Thailand to launch international bond (again)

The Kingdom of Thailand has issued an RFP(Request for Proposals) for a $300 million bond issue.

Bankers were surprised to receive a new RFP for a deal by the Kingdom of Thailand last Friday. Ever since the financial crisis, the government's constant prevarication over its return to the international bond markets has been a continuing source of amusement and scepticism for most market practitioners.

Only last autumn, the Thai government mandated a four handed deal to raise $800 million to $1 billion, but then pulled back at the eleventh hour pleading difficult market conditions. This time round, it appears more serious in its intent, if for no other reason than the structure of the deal gives it less chance to suddenly back out.

In the RFP, the government says it will seek bids on a $300 million five-year FRN on April 21. One banker who received the proposal described it as, "a strange size, strange structure and strange timing, hitting everyone's desk just before Songkran."

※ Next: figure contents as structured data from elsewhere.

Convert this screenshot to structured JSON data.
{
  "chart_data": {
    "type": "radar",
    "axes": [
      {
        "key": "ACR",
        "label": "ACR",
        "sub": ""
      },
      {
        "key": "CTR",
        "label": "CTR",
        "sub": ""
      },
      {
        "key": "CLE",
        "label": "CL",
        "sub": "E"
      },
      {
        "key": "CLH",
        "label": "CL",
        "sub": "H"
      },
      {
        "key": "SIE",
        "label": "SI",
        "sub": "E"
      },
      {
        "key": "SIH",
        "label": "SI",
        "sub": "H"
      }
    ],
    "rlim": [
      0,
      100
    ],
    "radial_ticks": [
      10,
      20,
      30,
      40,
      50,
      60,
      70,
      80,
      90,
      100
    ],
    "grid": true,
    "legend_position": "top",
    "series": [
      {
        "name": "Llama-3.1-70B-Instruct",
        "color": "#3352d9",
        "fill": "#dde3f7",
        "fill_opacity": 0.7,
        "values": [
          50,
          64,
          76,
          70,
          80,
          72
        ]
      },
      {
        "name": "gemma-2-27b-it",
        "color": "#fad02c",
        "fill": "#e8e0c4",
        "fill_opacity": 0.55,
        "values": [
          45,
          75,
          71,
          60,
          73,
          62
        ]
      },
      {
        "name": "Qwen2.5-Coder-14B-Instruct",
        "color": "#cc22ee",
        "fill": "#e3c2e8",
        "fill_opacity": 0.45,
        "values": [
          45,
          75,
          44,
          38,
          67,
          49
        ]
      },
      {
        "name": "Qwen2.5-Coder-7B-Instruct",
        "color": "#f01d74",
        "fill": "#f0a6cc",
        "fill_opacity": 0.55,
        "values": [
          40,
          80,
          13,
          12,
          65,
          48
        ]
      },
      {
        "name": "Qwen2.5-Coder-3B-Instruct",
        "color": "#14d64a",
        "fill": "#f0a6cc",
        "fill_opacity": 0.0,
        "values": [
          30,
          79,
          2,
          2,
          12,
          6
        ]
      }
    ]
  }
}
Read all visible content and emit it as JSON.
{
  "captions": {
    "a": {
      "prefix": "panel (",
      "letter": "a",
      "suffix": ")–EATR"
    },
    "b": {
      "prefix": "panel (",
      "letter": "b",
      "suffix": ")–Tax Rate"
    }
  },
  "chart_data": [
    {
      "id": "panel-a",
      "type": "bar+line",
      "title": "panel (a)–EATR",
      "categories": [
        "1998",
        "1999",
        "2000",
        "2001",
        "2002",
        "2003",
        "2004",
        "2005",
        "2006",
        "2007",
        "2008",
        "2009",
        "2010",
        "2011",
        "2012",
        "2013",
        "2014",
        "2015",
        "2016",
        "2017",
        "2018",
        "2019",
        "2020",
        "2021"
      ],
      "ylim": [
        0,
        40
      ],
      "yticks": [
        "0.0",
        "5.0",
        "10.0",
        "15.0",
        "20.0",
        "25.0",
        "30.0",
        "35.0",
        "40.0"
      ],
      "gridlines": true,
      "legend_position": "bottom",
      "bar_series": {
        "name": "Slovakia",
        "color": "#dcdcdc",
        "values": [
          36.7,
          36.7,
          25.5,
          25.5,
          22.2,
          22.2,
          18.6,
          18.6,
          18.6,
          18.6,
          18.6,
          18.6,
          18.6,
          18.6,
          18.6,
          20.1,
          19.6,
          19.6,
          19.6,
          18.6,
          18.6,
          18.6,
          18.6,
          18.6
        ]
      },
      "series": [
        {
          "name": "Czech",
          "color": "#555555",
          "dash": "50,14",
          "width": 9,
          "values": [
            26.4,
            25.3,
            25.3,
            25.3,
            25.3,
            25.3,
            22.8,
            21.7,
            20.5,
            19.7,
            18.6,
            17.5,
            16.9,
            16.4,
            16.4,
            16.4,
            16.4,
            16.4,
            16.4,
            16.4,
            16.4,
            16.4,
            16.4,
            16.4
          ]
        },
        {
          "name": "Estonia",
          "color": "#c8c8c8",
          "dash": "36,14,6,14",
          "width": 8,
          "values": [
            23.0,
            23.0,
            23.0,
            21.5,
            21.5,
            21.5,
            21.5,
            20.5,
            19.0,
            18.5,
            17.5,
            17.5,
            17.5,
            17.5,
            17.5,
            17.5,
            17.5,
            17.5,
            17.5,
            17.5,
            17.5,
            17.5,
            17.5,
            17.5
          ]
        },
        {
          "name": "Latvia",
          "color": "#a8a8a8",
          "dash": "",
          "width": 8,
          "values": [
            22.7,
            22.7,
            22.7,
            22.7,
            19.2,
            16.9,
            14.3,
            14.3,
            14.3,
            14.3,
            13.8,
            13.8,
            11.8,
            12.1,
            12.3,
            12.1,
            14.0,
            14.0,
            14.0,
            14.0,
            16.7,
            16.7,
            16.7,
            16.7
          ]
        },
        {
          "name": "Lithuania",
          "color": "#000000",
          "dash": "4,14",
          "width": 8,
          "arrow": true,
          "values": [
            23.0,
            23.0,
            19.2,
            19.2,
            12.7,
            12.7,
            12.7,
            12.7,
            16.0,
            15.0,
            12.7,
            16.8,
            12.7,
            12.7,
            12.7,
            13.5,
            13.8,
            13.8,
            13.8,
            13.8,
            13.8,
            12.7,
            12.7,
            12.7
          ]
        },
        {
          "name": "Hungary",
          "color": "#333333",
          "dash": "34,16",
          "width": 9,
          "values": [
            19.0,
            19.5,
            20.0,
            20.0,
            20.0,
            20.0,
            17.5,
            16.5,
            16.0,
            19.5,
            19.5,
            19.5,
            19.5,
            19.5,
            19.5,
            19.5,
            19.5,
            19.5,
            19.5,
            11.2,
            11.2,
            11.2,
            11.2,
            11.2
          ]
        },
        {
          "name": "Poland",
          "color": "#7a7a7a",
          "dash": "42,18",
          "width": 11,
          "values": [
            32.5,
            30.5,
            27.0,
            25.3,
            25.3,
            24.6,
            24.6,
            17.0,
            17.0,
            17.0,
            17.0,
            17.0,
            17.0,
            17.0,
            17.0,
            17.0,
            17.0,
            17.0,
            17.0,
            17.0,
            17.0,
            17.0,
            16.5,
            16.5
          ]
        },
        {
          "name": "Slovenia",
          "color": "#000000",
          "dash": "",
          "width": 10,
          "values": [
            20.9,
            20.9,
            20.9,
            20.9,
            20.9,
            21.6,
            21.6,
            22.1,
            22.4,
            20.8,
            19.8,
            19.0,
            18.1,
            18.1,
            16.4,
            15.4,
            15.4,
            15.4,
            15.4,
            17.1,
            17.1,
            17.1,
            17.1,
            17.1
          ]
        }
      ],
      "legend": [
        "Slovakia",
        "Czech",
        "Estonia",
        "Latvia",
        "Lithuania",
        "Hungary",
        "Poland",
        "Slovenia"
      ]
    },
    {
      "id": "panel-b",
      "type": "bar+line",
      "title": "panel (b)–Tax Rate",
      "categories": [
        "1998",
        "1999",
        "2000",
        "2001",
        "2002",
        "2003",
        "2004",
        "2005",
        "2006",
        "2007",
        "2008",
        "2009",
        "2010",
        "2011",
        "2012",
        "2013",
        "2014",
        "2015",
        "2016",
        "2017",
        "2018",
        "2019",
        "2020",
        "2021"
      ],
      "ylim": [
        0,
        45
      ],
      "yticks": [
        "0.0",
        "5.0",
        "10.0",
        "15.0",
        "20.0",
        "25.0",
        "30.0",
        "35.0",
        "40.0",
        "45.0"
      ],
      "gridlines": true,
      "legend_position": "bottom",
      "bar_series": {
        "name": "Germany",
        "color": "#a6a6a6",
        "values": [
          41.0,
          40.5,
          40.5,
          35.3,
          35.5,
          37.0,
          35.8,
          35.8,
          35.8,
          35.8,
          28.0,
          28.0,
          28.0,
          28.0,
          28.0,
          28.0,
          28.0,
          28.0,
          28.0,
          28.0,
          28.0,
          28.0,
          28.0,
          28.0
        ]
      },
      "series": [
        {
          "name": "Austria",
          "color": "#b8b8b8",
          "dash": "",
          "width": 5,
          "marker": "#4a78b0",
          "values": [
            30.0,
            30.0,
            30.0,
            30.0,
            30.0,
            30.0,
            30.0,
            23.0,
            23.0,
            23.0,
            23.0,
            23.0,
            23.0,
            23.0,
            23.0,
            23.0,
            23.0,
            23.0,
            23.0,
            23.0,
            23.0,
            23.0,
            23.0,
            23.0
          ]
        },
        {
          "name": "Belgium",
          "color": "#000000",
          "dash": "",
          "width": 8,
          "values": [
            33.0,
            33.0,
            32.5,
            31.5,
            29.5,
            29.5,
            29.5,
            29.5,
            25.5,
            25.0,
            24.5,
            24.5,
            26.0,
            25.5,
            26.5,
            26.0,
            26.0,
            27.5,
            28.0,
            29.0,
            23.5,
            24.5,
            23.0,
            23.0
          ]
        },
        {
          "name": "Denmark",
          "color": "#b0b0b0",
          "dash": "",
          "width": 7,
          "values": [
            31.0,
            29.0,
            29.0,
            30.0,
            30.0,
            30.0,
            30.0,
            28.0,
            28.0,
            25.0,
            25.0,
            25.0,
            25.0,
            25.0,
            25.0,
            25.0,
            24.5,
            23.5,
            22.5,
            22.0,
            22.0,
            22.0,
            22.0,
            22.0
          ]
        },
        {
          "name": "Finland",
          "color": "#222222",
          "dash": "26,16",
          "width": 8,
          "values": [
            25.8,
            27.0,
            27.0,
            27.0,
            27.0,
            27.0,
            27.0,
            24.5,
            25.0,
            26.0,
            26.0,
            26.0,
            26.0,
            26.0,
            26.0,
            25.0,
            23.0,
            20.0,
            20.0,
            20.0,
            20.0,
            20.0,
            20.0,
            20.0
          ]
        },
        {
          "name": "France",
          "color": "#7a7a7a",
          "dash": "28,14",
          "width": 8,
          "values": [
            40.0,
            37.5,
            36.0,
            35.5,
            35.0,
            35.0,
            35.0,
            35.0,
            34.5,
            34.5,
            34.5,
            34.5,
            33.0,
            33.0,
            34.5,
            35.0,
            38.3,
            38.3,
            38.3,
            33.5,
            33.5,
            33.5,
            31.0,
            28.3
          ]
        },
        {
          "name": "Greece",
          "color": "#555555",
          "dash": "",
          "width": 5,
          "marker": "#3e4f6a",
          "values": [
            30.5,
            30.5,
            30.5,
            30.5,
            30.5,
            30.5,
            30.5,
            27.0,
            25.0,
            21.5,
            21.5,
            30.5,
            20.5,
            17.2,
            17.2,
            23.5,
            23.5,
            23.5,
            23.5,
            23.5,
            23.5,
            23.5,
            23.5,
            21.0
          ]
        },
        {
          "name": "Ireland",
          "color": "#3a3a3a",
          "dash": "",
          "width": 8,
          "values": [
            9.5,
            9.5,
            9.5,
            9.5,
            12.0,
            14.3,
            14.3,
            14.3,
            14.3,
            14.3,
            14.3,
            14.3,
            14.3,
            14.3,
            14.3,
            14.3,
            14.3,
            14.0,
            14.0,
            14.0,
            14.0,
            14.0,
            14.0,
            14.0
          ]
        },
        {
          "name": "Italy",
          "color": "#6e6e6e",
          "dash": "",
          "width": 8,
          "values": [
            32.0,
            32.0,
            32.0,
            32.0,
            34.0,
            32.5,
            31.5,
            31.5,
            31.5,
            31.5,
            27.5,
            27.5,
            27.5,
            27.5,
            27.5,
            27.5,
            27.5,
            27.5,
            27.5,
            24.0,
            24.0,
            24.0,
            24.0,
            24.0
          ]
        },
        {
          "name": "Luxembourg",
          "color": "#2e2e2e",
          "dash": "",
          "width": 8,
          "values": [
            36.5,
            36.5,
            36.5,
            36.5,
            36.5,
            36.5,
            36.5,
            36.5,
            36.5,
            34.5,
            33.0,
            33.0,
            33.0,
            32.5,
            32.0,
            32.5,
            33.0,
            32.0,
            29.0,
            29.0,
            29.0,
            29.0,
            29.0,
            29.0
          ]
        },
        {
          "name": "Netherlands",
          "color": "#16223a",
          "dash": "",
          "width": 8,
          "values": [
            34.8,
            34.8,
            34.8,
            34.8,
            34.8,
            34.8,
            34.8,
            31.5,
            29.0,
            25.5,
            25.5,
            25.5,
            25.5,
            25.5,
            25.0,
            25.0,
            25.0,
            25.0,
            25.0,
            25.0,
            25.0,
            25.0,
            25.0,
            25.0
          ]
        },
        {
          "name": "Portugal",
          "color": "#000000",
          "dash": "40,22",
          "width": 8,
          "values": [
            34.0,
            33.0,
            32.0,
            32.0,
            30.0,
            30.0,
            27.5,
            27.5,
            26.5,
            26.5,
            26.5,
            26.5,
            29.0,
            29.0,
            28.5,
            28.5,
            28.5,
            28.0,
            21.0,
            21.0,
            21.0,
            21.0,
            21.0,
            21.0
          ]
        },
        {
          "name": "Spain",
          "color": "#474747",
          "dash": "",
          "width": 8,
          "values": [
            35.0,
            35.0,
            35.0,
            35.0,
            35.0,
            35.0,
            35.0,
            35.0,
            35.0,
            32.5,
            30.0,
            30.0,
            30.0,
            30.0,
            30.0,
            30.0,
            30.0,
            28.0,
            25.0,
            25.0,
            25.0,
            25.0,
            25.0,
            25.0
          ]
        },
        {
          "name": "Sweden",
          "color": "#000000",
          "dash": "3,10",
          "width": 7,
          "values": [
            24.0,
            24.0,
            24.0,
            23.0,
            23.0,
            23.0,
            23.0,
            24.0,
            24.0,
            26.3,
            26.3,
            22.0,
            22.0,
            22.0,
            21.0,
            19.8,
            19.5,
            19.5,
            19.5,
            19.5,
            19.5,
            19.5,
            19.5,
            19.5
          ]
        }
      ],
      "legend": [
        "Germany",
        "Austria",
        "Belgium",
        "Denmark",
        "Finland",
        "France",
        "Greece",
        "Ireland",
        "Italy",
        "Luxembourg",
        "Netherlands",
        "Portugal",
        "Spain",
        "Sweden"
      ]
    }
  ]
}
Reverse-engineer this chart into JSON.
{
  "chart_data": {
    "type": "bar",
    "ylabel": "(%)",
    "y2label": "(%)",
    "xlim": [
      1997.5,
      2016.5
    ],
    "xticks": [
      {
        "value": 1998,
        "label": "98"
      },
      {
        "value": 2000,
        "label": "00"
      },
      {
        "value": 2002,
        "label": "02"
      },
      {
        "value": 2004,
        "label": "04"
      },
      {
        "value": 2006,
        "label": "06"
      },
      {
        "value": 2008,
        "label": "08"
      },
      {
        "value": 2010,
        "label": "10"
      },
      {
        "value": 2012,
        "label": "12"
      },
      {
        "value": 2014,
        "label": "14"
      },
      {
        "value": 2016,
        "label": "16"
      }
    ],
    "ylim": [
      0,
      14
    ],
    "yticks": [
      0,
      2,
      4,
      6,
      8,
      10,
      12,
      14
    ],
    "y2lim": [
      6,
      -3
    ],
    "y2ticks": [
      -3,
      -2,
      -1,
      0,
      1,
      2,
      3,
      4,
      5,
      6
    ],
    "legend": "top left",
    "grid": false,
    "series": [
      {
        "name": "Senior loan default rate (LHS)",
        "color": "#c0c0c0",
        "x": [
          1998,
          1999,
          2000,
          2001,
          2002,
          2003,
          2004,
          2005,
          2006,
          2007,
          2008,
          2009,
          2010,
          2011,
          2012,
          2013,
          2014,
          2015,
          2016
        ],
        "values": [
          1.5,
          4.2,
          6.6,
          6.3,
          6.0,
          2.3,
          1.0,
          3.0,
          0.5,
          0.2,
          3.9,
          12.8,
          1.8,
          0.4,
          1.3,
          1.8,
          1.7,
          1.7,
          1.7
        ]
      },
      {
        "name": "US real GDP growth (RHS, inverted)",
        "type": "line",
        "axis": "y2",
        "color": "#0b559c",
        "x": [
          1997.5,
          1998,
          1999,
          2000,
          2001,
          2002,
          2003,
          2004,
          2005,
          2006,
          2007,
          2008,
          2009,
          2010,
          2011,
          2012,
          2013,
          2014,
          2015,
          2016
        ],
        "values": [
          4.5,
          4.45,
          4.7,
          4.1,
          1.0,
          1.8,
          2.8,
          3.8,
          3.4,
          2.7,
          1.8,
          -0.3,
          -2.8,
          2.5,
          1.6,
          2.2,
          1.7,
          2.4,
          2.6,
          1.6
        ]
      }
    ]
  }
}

Most coverage officers have long believed the sovereign should set a fixed rate benchmark and of sufficient size, to give a deal the kind of liquidity, which the country's outstanding April 2007 deal lacks. And all agree the eventual lead manager stands to make no money at all. This is based on a belief that the winning bid will almost certainly be pitched at the very aggressive end of where it can be placed out to investors and will be inclusive of any fees.

Indeed, the sovereign's last prospective deal had headline fees of only 12bp and net fees of 8bp after the four leads - Citigroup, Deutsche Bank, JPMorgan and Morgan Stanley - agreed to absorb a lot of expenses.

In Thailand's favour, secondary market levels have continued a tightening bias all year and a new deal should price through Malaysia given like-for-like levels on a Libor basis.

Thailand's 7.75% April 2007 deal is, for example, trading at 115.73% to yield 3.5%, equivalent to 65bp over five-year Treasuries and 70bp over Libor. By contrast, Malaysia has a June 2009 bond yielding 4.43%, representing a spread of 158bp over Treasuries, or 100bp over Libor.

Credit analysts also believe that Thailand is due for a ratings upgrade from BBB-/BBB-/Baa3. All three agencies have the country on positive outlook. "The next Moody's review of Thailand sometime in H1 is likely to lead to an upgrade," says Barclays in a research report earlier this year. "The other two agencies are likely to follow Moody's sometime in H2."